Published On: March 1st, 2012|Categories: Systems|

Several clients have told me, “I’d like to see your house. I’ll bet it’s perfect.”  My home is not perfect and for one very good reason.  I don’t strive for perfect.  I don’t believe good organizing is about being perfect.

Voltaire is credited with saying “The perfect is the enemy of the good.” Another version I have heard is “Perfect is the enemy of done.”

“Perfection” sounds like a final destination.  Organization is not a destination. Organization is a vehicle that will take you where you need to go, no matter how often that changes.  Good organization doesn’t sit still.  It needs to MOVE.  It needs to move, FLUIDLY.  Circulation prevents accumulation.

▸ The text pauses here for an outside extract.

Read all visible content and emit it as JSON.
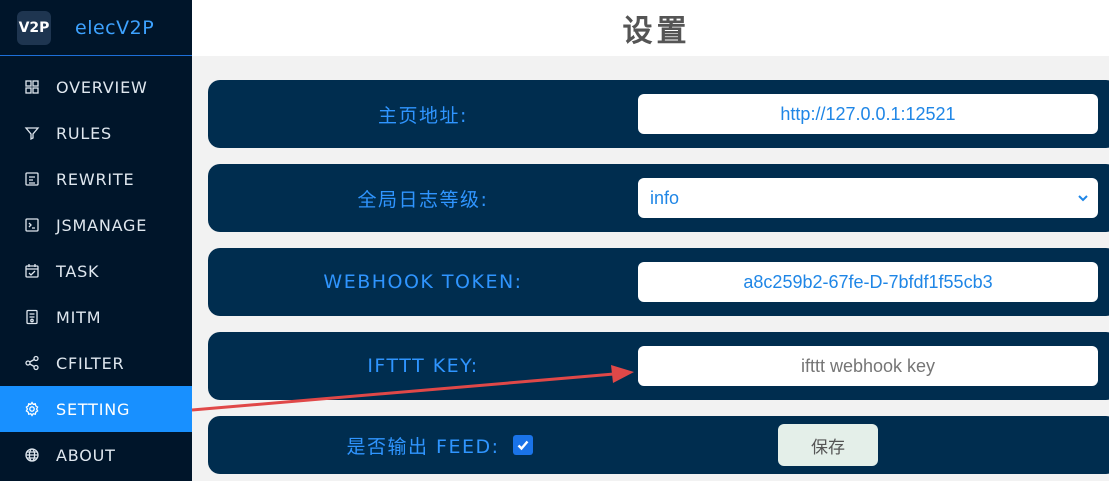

By circulation, I mean things need to move reliably from one stage to the next.  For this to happen, one must accept that stages cannot always be completed perfectly.  In fact, the more perfection you seek, the less progress you are likely to find.  Just as every environment needs to have limited blocks of space, every schedule needs to have limited blocks of time.

The goal of an organized home or office should be to assign dedicated zones with dedicated functions and to keep those functions moving.  If too much is neatly hidden away in PERFECT furniture and containers, the functionality is compromised and accumulation inevitably follows.

Similarly, managing time is really about managing priorities and you need to block out a limited amount of time for each priority.  If you take unlimited time trying to do one thing PERFECTLY, it will inevitably compromise your other priorities.

So don’t equate organization with perfection.   The reality is, perfection may be your biggest barrier to organization.